ATLÀNTIDA MALLORCA FILM FEST: MAGNETIC BEATS -AMOR Y CINTAS DE CASETE
Las historias sobre el paso de la juventud a la madurez suelen ser irresistiblemente atractivas. Mejores o peores, inevitablemente nos sentimos identificados porque, al fin y al cabo, todos hemos vivido esas experiencias -o, si tienes la suerte de ser joven, estarás deseando vivirlas-. El primer amor, el difícil trance de cortar el cordón umbilical que nos une a la familia -padres, hermanos- y el descubrir a los que serán nuestros amigos de toda la vida son la materia de Magnetic Beats, primer largometraje dirigido por el actor francés Vincent Maël Cardona. Ambientada en los años 80 en Bretaña, el protagonista es el solitario, retraído y silencioso Phillipe (Thimotée Robart) que se enfrenta a todas esas cosas que he mencionado antes y, además, al servicio militar. La película tiene cierta vitalidad y se apoya en imágenes que buscan ser sensoriales antes que narrativas, que quieren transmitir un estado de ánimo, la idea -nostálgica- de una época de cambios -¿No lo son todas?- y en la que la tecnología analógica adquiere protagonismo ya que Phillipe y su hermano tienen su propio programa de radio, una idea estupenda que, en realidad, tiene menos desarrollo del que me habría gustado. Cardona prefiere seguir los pasos vitales de Phillipe al ritmo de temas de Joy Division o Iggy Pop, pero acaba cayendo -creo yo- en clichés repetidos en decenas de películas similares -esa escena en la Phillipe baila con un walkman- por no hablar del manido recurso de la narración mediante una voz en off que me parece demasiado explicativa.

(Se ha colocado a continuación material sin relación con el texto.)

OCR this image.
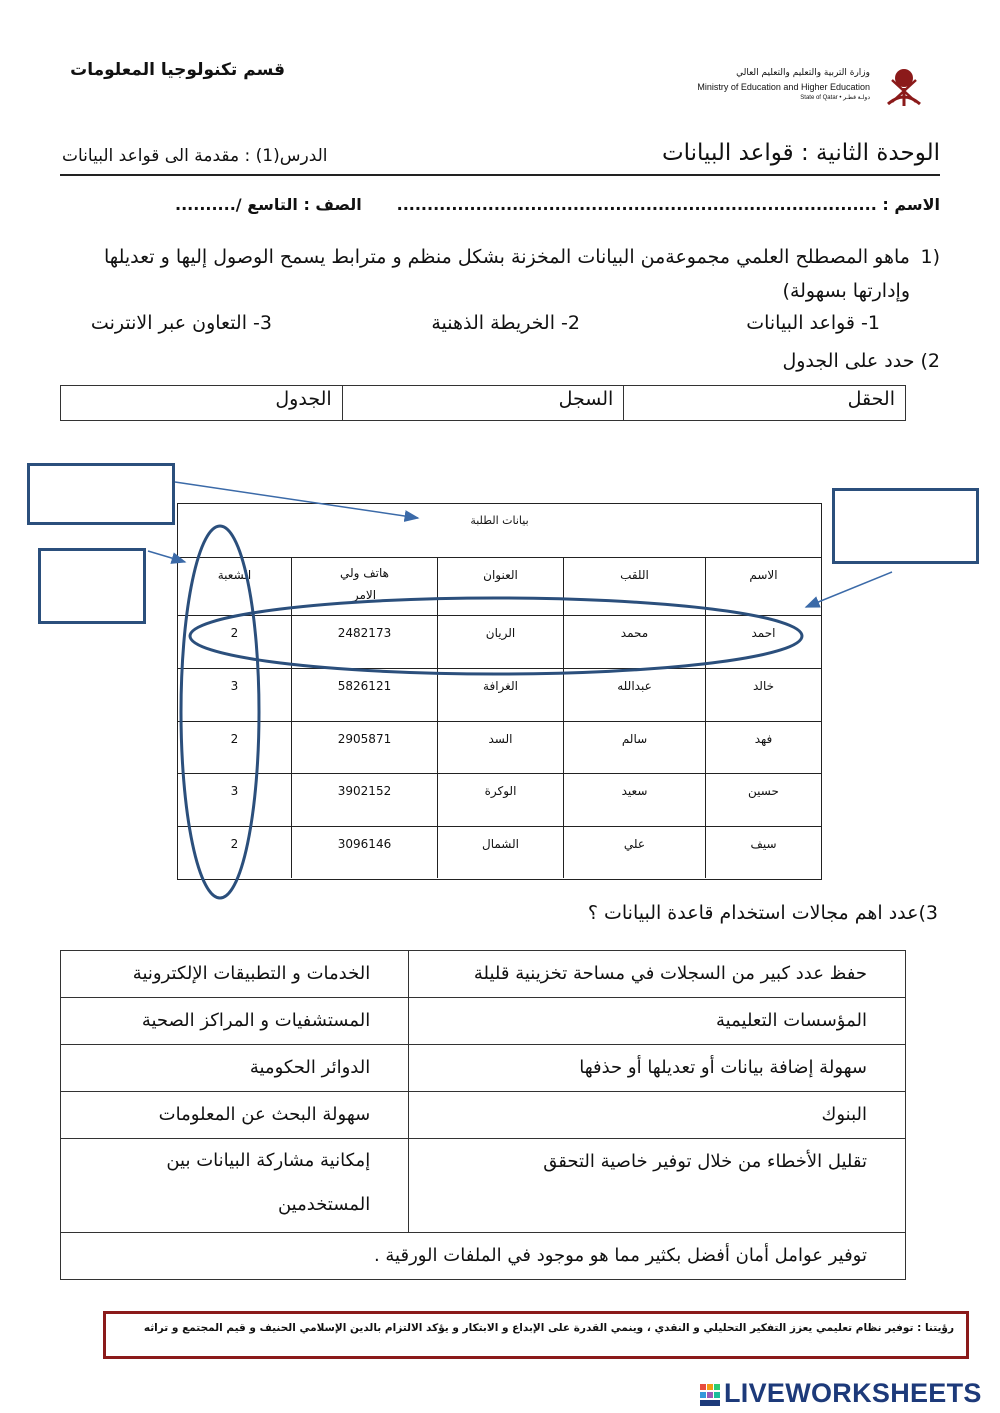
قسم تكنولوجيا المعلومات	وزارة التربية والتعليم والتعليم العالي
Ministry of Education and Higher Education
State of Qatar • دولـة قطـر
الوحدة الثانية : قواعد البيانات
الدرس(1) : مقدمة الى قواعد البيانات
الاسم : ...............................................................................
الصف : التاسع /..........
1)
ماهو المصطلح العلمي مجموعةمن البيانات المخزنة بشكل منظم و مترابط يسمح الوصول إليها و تعديلها وإدارتها بسهولة)
1- قواعد البيانات
2- الخريطة الذهنية
3- التعاون عبر الانترنت
2) حدد على الجدول
الحقل
السجل
الجدول
بيانات الطلبة
الاسم
اللقب
العنوان
هاتف ولي الامر
الشعبة
احمد
محمد
الريان
2482173
2
خالد
عبدالله
الغرافة
5826121
3
فهد
سالم
السد
2905871
2
حسين
سعيد
الوكرة
3902152
3
سيف
علي
الشمال
3096146
2
3)عدد اهم مجالات استخدام قاعدة البيانات ؟
حفظ عدد كبير من السجلات في مساحة تخزينية قليلة
الخدمات و التطبيقات الإلكترونية
المؤسسات التعليمية
المستشفيات و المراكز الصحية
سهولة إضافة بيانات أو تعديلها أو حذفها
الدوائر الحكومية
البنوك
سهولة البحث عن المعلومات
تقليل الأخطاء من خلال توفير خاصية التحقق
إمكانية مشاركة البيانات بين المستخدمين
توفير عوامل أمان أفضل بكثير مما هو موجود في الملفات الورقية .
رؤيتنا : توفير نظام تعليمي يعزز التفكير التحليلي و النقدي ، وينمي القدرة على الإبداع و الابتكار و يؤكد الالتزام بالدين الإسلامي الحنيف و قيم المجتمع و تراثه
LIVEWORKSHEETS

Hay sin embargo, momentos que creo que valen la pena: la emoción de ese padre, de los de antes, al ver a su hijo marcharse, y que no se atreve a expresar sus sentimientos; la voz grabada de forma secreta en una cinta para confesar un amor prohibido. Pero quizás a Magnetic Beats abarca demasiadas situaciones: la relación del protagonista con su hermano, su capacidad para expresarse con la música creando sonidos, o su experiencia en el servicio militar. El argumento pasa de una cosa a la otra sin conseguir que cada episodio sea suficientemente significativo, lo que acaba lastrando el conjunto.